Does anybody here have a name with an apostrophe that many web pages won’t accept in their input fields?
I don’t have any apostrophe in my my real name. But I use the name O’Riley as an alias when I’m filling out web pages that I know are going to lead to being bombarded with spam. But a lot of the bull crap pages won’t accept O’Riley as a valid value because of the apostrophe.
Does that infuriate anyone who really has an apostrophe in their name?
I have a hyphenated first name. Many websites won’t accept it so I’m forced to use one-half my name or, when possible, indicate a first and middle name. Even websites that seem to handle it often ignore the hyphen and run it together.
I have a space in my last name. I don’t usually use it ever when online, but I would say 90% of standardized tests and things like that with bubble fields that I took in High School didn’t accomodate that, so I was never sure on the ones that did whether or not to put a space in it, to keep it the same as the other ones.

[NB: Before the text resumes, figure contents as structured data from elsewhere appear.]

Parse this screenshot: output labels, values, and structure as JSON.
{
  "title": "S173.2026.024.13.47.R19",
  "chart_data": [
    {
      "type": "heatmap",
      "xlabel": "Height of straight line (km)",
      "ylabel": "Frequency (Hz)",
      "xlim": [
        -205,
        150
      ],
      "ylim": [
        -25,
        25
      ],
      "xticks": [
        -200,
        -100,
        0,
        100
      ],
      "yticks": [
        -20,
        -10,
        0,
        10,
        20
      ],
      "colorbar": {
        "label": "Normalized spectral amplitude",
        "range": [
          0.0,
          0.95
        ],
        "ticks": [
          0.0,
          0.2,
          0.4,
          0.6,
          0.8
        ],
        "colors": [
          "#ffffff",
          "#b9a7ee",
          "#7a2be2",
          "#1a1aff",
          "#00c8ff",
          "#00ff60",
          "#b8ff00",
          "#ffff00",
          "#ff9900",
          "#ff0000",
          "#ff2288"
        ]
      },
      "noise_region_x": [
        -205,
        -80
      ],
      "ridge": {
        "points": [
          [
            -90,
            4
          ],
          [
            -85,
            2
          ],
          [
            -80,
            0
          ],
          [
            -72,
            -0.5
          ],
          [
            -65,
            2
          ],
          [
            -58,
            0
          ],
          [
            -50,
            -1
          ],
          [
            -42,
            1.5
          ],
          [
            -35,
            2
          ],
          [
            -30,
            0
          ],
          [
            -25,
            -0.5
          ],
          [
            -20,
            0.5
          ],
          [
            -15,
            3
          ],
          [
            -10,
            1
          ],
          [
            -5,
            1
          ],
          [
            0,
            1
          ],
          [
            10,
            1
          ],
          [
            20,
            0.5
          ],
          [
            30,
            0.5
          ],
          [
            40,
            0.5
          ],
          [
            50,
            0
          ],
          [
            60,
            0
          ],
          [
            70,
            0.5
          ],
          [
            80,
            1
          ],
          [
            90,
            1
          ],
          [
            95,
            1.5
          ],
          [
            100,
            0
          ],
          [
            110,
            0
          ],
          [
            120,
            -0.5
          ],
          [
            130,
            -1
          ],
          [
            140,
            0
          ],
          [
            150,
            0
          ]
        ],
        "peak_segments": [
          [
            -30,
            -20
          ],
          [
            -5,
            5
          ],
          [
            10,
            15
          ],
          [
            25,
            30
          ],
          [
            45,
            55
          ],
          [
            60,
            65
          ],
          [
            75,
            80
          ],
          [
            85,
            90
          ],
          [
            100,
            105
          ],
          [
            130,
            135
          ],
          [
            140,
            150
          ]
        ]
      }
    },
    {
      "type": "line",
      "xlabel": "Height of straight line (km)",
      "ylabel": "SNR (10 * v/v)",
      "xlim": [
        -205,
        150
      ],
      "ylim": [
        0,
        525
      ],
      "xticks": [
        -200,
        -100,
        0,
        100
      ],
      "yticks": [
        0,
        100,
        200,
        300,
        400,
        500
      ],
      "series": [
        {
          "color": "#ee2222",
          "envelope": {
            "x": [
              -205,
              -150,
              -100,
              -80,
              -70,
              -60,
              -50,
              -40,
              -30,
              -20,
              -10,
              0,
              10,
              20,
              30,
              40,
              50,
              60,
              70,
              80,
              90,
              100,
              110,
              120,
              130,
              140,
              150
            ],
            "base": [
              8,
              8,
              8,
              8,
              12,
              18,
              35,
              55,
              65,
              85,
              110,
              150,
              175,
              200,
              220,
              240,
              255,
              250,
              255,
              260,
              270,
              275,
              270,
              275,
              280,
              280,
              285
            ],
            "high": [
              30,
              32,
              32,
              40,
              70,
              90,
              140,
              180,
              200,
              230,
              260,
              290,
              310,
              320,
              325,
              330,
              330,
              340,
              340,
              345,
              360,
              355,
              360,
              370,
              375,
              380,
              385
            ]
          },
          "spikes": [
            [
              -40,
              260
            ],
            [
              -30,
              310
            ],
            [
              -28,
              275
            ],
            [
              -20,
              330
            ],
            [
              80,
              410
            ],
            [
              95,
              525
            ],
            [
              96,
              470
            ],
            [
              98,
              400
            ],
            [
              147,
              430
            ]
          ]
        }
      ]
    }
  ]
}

I’m in college now, and my name has a space in it as I’m registered, but my ID card deosn’t, and somehow they won’t let my brother fix his so it has a space.
Should I make a big stinking media row to complain about how people with “non-standard” names are being discriminated against?
My last name is O’Neill and I’ve had difficulty here and there, but on the whole a lot of different fields are smart enough to understand the apostrophe. The most common variation I see is “O/Neill”, but that’s only showed up a total of about 5 times through the years.
I’ve also had to deal with the issue of standardized tests. Usually the forms tell you what to do in case of a hyphen or apostrophe, but most of the time I end up just omitting it and entering my name as “ONeill”
It’s a database (SQL) thing. The problem is that somewhere in the depths of the website’s programming it converts the form to insert the record in the database of members.
The language needed to interact with the database looks something like this:
INSERT INTO members (Name) VALUES(‘Tom O’Reily’);
See how the values section is apostrophe delimited? If you tried to insert that, the system wouldn’t know what the Reily part was and crash out. The programmer who set it up realized this (after getting back complaints from users) and he undoubtedly took the easy way out by changing apostrophes into another character instead of looking at a way to include them safely.
It’s poor programming. There’s many ways to do this better, and if apostrophes don’t work on a website then chances are there are some major security holes the programmer completely missed. (e.g. A single user registering with a name of “);DROP TABLE MEMBERS;” could erase all the user names.)
If you like the site, you can do the site administrator a big favor by e-mailing him and say that a programmer friend of yours recommended looking into placeholders as a better way to do SQL transactions.
(laughing) That was certainly garbled. Let me translate myself to English:
The websites that have problems with your name are falling into a common programming trap. The problem is that there are certain characters which mess up databases. Apostrophes are certainly the most common criminal. The programmer of the site realized that there was a problem with apostrophes and either inserted code to change them into an innoculous character, or omitted them completely.
If you like the site, you should email them, tell them your problem, and say that a programmer friend recommended looking into this page on “placeholders”:
This is not because the programmer was trying to avoid database problems, it’s because the programmer was an idiot of simply didn’t think of handling it. It can always be handled properly.
One time teaching Software Engineering, the term project was to do a parking permit system. I could not believe how naive all the students were. They assumed that all license plates were from our state and in 3 letter-3 digit format. I went round and round with their specifications. Each time pointing out how they still were missing something. “What if they’re from another state?” “What if they have personalized license plates?” “What if the state replaces the plates (again) and goes to 3 digit-3 letter?” (Which they did.) What about specialty college plates where there’s a college logo and then 4 digits?" (So the same 4 digits appear on a lot of plates.) I just couldn’t get them to think “big” about just this one issue, let alone all the others.
A trick to fix this (on the programming side) is to replace all “’” with “’’” (the full line in ASP is Replace(txtLName, “’”,"’’"), and most languages have a string replace function). If it is a database issue, you can try manually inserting the two single quotes (in other words, type O’'Neill).
And bluetrust, the DROP TABLE MEMBERS wouldn’t work unless not only was the programmer careless, but the DBA careless as well. Giving a casual user delete access isn’t that common.